Let $f(x,y) = x^2-xy+y^2-y$ Find the directions $u$ for which
$D_uf(1,-1)=0$
I don't really have a method of solving this. I tried cross product, but that was completely off. Eventually after some plug and play, I came up with $u = 5/3i+5/4j$ which fits the equation of $D_uf(1,-1)=0$, but the answer doesn't match the back of my textbook.
On
If $u = (a,b)$ then $D_u f (1, -1) = \frac {\partial f} {\partial x} (1, -1) \cdot a + \frac {\partial f} {\partial y} (1, -1) \cdot b = 3a -5b$. If $D_u f (1, -1) = 0$ then $3a - 5b =0$, i.e. the solutions are of the form $(t, \frac 3 5 t) = t \Bbb i + \frac 3 5 t \Bbb j, \space t \in \Bbb R$ (geometrically this describes a straight line).

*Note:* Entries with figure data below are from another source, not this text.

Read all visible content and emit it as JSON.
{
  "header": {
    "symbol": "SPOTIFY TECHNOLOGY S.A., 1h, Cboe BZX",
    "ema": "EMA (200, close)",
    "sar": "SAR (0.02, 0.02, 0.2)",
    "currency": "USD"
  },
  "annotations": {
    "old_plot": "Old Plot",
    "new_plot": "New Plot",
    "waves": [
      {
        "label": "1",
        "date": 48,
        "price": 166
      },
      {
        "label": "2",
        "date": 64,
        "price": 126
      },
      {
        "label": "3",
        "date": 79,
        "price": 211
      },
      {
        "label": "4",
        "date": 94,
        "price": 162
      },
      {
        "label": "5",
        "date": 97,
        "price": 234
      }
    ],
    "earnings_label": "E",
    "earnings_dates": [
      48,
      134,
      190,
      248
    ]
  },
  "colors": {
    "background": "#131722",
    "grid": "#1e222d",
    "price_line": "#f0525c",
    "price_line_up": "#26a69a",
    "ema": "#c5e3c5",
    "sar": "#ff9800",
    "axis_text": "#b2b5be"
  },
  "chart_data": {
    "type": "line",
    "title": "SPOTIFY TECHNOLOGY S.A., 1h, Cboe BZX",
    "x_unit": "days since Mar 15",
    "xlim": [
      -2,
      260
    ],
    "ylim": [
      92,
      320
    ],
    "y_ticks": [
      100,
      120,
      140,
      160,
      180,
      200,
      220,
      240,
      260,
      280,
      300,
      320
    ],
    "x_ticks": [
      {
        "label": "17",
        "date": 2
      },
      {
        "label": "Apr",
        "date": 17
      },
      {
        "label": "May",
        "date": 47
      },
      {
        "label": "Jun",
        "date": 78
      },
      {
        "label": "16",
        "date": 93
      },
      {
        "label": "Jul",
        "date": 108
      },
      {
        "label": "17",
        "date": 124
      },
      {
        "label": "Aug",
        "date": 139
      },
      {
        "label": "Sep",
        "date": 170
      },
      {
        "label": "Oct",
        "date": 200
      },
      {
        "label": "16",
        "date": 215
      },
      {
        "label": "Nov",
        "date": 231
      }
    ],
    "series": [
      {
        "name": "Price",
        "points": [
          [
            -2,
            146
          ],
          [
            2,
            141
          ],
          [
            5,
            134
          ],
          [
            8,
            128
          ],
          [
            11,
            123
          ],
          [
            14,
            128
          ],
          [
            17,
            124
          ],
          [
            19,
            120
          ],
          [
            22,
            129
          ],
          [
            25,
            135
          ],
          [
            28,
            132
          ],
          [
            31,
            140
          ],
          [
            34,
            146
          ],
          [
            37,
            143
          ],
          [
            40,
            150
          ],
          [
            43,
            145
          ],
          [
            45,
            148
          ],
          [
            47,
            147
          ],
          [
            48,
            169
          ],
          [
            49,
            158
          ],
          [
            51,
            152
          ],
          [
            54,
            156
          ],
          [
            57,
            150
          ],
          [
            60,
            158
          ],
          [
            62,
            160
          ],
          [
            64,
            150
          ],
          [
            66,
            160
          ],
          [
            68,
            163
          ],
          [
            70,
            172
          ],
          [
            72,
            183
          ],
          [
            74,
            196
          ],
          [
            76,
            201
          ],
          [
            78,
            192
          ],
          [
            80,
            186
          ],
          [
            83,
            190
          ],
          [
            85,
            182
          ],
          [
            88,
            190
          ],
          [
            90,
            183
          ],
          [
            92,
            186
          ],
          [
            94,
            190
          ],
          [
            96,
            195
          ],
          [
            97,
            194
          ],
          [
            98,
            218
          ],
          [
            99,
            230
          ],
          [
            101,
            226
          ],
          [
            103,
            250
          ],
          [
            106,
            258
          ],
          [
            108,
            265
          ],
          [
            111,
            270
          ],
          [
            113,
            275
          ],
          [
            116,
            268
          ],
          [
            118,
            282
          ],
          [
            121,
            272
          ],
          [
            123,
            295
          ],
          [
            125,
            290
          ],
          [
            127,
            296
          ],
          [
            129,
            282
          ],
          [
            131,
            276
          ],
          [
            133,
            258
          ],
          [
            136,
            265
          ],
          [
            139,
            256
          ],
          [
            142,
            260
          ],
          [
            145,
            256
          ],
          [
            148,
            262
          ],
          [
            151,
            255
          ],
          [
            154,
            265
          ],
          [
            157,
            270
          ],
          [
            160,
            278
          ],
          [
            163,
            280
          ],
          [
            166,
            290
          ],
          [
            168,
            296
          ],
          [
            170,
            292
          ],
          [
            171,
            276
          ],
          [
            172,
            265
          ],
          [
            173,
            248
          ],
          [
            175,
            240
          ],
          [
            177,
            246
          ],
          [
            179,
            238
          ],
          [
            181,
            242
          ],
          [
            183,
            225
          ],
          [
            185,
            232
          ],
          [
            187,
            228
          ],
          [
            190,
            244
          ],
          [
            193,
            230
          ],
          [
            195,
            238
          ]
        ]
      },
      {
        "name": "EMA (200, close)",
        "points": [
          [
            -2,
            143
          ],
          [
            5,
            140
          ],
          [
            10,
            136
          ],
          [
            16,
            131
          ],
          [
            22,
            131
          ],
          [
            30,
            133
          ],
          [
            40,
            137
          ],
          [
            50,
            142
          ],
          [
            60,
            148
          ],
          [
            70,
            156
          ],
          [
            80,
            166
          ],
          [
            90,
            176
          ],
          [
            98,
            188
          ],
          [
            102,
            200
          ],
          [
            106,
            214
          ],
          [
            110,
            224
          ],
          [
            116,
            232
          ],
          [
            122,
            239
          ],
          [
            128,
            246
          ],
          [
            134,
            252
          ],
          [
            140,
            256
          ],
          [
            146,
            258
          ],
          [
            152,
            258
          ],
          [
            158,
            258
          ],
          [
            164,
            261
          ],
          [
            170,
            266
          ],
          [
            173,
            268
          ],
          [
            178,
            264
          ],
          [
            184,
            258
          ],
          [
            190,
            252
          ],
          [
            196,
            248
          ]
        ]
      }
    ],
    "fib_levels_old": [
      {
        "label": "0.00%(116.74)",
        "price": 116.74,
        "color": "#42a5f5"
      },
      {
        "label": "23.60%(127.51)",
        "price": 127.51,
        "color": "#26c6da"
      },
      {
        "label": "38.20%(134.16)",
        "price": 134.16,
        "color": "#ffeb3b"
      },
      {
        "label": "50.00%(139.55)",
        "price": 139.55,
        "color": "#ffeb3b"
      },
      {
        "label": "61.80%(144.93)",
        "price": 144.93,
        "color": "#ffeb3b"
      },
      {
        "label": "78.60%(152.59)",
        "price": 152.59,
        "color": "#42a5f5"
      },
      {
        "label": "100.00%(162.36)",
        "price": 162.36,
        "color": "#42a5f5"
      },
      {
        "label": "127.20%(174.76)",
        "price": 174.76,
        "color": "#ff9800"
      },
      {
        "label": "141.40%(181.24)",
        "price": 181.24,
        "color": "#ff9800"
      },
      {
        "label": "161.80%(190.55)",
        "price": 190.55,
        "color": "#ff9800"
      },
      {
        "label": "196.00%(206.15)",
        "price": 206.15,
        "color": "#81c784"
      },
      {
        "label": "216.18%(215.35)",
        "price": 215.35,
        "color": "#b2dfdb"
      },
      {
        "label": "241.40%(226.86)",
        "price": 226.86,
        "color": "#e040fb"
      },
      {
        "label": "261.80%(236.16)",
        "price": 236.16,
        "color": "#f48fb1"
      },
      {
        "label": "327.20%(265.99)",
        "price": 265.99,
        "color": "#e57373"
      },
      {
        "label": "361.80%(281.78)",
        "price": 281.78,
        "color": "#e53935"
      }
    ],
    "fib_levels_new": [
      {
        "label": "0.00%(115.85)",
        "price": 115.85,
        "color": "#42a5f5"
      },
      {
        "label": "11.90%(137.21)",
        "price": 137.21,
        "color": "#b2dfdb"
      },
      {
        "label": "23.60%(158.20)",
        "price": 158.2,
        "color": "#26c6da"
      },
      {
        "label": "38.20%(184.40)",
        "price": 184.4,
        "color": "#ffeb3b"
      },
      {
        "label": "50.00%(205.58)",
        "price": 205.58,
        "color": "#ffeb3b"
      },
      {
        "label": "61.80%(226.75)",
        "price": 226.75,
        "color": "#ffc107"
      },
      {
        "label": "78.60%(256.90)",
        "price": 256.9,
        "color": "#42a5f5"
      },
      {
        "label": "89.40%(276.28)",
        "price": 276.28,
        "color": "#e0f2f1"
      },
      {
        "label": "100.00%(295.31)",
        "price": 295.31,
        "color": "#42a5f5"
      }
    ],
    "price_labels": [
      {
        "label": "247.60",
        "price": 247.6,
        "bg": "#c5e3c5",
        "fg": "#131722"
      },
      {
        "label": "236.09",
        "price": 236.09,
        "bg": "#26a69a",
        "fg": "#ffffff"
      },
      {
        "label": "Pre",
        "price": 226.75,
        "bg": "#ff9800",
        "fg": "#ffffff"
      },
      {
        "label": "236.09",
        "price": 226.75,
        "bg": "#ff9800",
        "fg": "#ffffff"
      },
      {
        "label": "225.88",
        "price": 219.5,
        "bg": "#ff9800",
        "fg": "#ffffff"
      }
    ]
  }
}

The function is smooth, so $df(x,u) = Df(x)u$. Since $Df(x) = (2x-y, 2y-x-1 ) $, we have $Df((1,-1)^T) = (3,-4)$.
Now compute $u$ such that $(3,-4) u = 0$.
This is equivalent to finding $u_1,u_2$ such that $3 u_1-4 u_2 = 0$, which can be seen to be the subspace { $\lambda(4,3)^T \}_{\lambda \in \mathbb{R}}$.